Risk Management isn't Risk Minimization
"You’re here to support the business!" It's the mantra we in security know and hear constantly, sometimes as a genuine reminder, sometimes as a "Know your place, nerd!" dismissal. But how often do we truly demonstrate th...

"You’re here to support the business!" It's the mantra we in security know and hear constantly, sometimes as a genuine reminder, sometimes as a "Know your place, nerd!" dismissal. But how often do we truly demonstrate that we deeply and holistically understand what that means?
When it comes to AI, a dangerous combination is emerging: a lack of knowledge about LLMs coupled with the pretense of technical expertise. This leads to security teams essentially making things up when assessing AI risks, unable to effectively weigh the risks against potential benefits, and missing opportunities to guide the business on managing those risks and maximize AI's value.

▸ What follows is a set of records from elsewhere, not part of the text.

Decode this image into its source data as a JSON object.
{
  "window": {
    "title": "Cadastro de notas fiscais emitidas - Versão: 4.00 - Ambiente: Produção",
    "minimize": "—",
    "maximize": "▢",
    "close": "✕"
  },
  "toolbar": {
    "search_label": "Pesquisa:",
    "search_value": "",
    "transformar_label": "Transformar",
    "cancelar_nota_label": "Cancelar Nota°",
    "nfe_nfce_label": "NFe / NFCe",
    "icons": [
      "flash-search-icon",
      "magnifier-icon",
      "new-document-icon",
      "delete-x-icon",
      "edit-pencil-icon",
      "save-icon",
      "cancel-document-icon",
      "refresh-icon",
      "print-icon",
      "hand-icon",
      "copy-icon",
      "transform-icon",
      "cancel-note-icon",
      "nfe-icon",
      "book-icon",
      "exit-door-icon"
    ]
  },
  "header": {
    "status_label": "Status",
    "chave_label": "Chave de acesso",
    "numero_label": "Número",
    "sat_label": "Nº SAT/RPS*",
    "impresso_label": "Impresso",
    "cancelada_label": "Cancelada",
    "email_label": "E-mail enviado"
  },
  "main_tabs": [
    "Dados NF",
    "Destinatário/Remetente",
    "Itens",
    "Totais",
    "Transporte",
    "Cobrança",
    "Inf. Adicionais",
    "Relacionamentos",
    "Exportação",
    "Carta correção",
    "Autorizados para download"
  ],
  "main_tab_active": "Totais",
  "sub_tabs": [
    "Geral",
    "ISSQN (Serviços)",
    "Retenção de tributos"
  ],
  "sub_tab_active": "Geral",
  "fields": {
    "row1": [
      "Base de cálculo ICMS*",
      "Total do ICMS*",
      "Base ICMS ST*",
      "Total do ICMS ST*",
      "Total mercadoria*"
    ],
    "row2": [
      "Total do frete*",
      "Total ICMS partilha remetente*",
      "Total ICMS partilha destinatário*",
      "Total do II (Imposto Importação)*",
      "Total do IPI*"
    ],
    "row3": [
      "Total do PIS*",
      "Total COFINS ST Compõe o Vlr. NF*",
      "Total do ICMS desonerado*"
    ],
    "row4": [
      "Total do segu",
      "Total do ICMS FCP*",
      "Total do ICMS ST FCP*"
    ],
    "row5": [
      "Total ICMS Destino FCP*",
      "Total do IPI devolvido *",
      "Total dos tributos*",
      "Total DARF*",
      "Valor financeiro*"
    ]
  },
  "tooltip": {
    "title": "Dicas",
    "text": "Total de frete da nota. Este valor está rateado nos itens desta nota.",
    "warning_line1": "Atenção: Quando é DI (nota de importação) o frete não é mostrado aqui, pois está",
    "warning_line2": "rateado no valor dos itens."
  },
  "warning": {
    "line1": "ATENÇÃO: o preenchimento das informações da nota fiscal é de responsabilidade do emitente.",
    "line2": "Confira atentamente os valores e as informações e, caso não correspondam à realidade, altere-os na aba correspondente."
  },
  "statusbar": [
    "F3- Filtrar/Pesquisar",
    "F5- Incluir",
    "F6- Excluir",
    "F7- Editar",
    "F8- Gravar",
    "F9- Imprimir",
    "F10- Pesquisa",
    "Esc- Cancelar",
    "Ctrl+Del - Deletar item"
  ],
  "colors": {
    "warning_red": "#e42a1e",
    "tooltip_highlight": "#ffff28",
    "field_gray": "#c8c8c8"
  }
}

I saw this firsthand last week, speaking with multiple security professionals who were making decisions based on fundamental misunderstandings of basic LLM functionality. How can we assess risk properly when we don't even grasp the underlying technology?
As an example, many orgs are implementing “AI governance boards" or building impossible to maintain allow-lists. But at this point, AI is or shortly will be in all your software. If your existing teams that do software eval can't assess AI risk, that's a training issue to address, not a need for more bureaucracy. When else have we entirely new committees just to assess specific new functionality in our apps?
We rarely apply this same thinking to the countless third-party dependencies we pull into our projects daily. We don't mandate a review committee with approval forms and rubber stamps for every new utility library, despite their potential security implications if misused. It would grind development to a halt as developers would be blocked from using common tools and incentivized to write their own, slower and less secure, versions.
You could argue AI is specialized knowledge, like privacy or security. But the solution isn't creating yet another silo. Legal, privacy, and security already require deep domain expertise that can be adapted to AI contexts with reasonable training. A few weeks of focused study on how LLMs actually work gives these teams the foundation they need to apply their existing expertise to AI challenges.
We don't need a separate AI governance team staffed by people who understand prompt engineering but lack the contextual knowledge of how security, privacy, and legal frameworks actually operate in practice.
Ultimately, security's value lies in enabling the business to move forward mindfully balancing risk/reward tradeoffs. And that means understanding that "securely" is a strong preference, but not the only criteria. Where are you seeing security teams effectively integrate AI risk into their existing frameworks vs creating new silos and bottlenecks?